Replication of HHV-6A_GS in Thy/Liv implants. Implants were harvested 4, 7, 11, 14, and 27 d after direct intrathymic injection with HHV-6A_GS or mock injection of UV-inactivated viral stock (n = 9) or culture medium (n = 12) (Mock). Data obtained at day 4, 7, and 11 were pooled. The amount of HHV-6 DNA and cell yield per implant are shown as means ± SEM. The numbers in parentheses indicate the number of mice analyzed at each of the indicated time points. Results include three independent experiments with six different cohorts of SCID-hu Thy/Liv mice. *P < 0.01, ^‡ P < 0.001 vs. mock; ^§ P < 0.05 vs. days 4–11, and P < 0.001 vs. day 27.

Figure 2

Transmission electron microscopy of a Thy/Liv implant harvested 11 d after inoculation with HHV-6A_GS. Naked viral nucleocapsids are visible in the nucleus, and two mature virions are visible in a cytoplasmic vacuole (insert).
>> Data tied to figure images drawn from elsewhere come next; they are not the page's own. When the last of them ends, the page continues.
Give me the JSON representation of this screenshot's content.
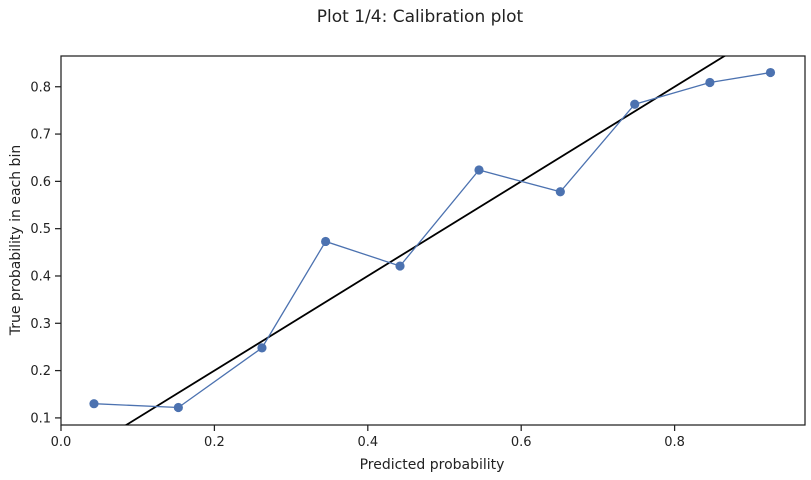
{
  "chart_data": {
    "type": "line",
    "title": "Plot 1/4: Calibration plot",
    "xlabel": "Predicted probability",
    "ylabel": "True probability in each bin",
    "xlim": [
      0.0,
      0.97
    ],
    "ylim": [
      0.085,
      0.865
    ],
    "xticks": [
      0.0,
      0.2,
      0.4,
      0.6,
      0.8
    ],
    "xtick_labels": [
      "0.0",
      "0.2",
      "0.4",
      "0.6",
      "0.8"
    ],
    "yticks": [
      0.1,
      0.2,
      0.3,
      0.4,
      0.5,
      0.6,
      0.7,
      0.8
    ],
    "ytick_labels": [
      "0.1",
      "0.2",
      "0.3",
      "0.4",
      "0.5",
      "0.6",
      "0.7",
      "0.8"
    ],
    "grid": false,
    "series": [
      {
        "x": [
          0.043,
          0.153,
          0.262,
          0.345,
          0.442,
          0.545,
          0.651,
          0.748,
          0.846,
          0.925
        ],
        "y": [
          0.13,
          0.122,
          0.248,
          0.473,
          0.421,
          0.624,
          0.578,
          0.763,
          0.809,
          0.83
        ],
        "color": "#4c72b0",
        "marker": "circle"
      }
    ],
    "reference_line": {
      "x": [
        0.0,
        1.0
      ],
      "y": [
        0.0,
        1.0
      ],
      "color": "#000000"
    }
  }
}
Original magnifications: ×10,000; inset, ×40,000.

Figure 3

Histopathology of HHV-6A_GS–infected Thy/Liv implants. (A) Severe thymocyte depletion associated with proliferation of granulation tissue in an implant harvested 14 d after inoculation with HHV-6A_GS (H&E; original magnification: ×40). (B) Typical appearance of a mock-infected Thy/Liv implant (H&E; original magnification: ×40). (C) Cytopathic effects induced by HHV-6A_GS. Atypical giant cells with prominent nuclear viral inclusions (Cowdry type A) (H&E; original magnification: ×1,000). (D) Immunohistochemical staining with 9A5D12, an mAb specific for the p41 early protein of HHV-6. Infected cells are scattered throughout the implant and include several large atypical cells (original magnification: ×100). (E) Double staining with CD3 (DAB) and 9A5D12 (Vector Red). All the cells that are positive for HHV-6 also coexpress CD3 (original magnification: ×1,000). (F) Double staining with an mAb to the macrophage marker CD68 (DAB) and to the p41 early protein of HHV-6 (9A5D12, Vector Red) (original magnification: ×1,000).